In contrast to what was previously reported by Nielsen et al.[16], in our sample, whether patients used locomotion aids was not significant for their
outcome. Interestingly, patients who were treated on an inpatient basis, viewing many
patients with neurological disorders, did not worsen or present with new symptoms[17].
The fact that better outcomes were obtained for children compared to adults is an
important point. Among children under 10 years old, 80% had remission of symptoms,
and all of them improved. Perhaps the good outcome of our young patients is related
to the fact that most of them had close family interventions associated with their
psychological and physical treatments. The only patient under 18 who did not improve
has been followed up for ten years and is now 27 years old, so far still using a wheelchair.

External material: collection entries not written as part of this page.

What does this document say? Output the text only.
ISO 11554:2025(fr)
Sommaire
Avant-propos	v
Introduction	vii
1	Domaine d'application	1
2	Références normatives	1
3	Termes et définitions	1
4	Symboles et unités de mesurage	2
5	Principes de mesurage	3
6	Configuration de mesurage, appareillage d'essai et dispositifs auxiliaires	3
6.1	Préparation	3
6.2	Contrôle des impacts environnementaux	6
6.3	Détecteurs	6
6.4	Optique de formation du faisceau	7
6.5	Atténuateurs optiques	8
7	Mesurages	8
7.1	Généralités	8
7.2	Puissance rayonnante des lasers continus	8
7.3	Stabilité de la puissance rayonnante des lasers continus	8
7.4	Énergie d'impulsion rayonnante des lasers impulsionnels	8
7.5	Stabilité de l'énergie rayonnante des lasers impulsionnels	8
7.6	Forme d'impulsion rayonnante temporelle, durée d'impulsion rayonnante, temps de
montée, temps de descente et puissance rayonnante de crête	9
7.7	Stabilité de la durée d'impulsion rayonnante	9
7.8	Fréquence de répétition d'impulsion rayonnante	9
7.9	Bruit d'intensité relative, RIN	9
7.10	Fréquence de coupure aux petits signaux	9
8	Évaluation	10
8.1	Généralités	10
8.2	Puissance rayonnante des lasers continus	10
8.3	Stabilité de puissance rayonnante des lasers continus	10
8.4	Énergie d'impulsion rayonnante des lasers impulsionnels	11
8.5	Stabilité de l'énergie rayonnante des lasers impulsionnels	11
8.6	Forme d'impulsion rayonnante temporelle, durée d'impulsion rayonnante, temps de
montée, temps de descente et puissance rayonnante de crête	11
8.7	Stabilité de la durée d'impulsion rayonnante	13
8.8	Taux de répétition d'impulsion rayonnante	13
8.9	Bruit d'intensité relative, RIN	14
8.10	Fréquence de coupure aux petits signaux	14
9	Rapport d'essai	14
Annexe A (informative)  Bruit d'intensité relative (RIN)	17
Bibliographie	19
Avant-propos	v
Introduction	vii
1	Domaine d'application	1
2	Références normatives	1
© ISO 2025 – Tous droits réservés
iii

Motor FND is a highly disabling, daunting public health condition. Treating symptoms
early, both in relation to age and onset time, favors positive outcomes. It is assumed
that, over time, the mechanisms that underlie the process cause a dysfunctional relationship
between mind and body. Good prognosis is related to acute cases, which occur in young
individuals who are treated at the beginning of the disease course in a rehabilitation
program.
We acknowledge a number of limitations to this work. This study is retrospective,
so the variables recorded did not use the some proforma. There is no scale that defines
what is "moderate" or "marked" improvement. Also, we have a shorter period of follow-up
of those who did not participate in the rehabilitation program; this could have strongly
influenced prognostic factors. No participation may suggest patient’s refusal in accepting
diagnosis, which is known as a main barrier for the treatment of patients with FND[18], but may also reflect the “hard to treat” beliefs of the staff. Follow-up was naturalistic,
and this may also have influenced prognostic factors. Furthermore, as a rehabilitation
hospital, we may have an over-representation of severe cases, and the bias of the
over-representation of those who agreed to the treatment. Prospective analysis of
rehabilitation interventions and the determinants of their benefits is required to
target better outcomes for these patients.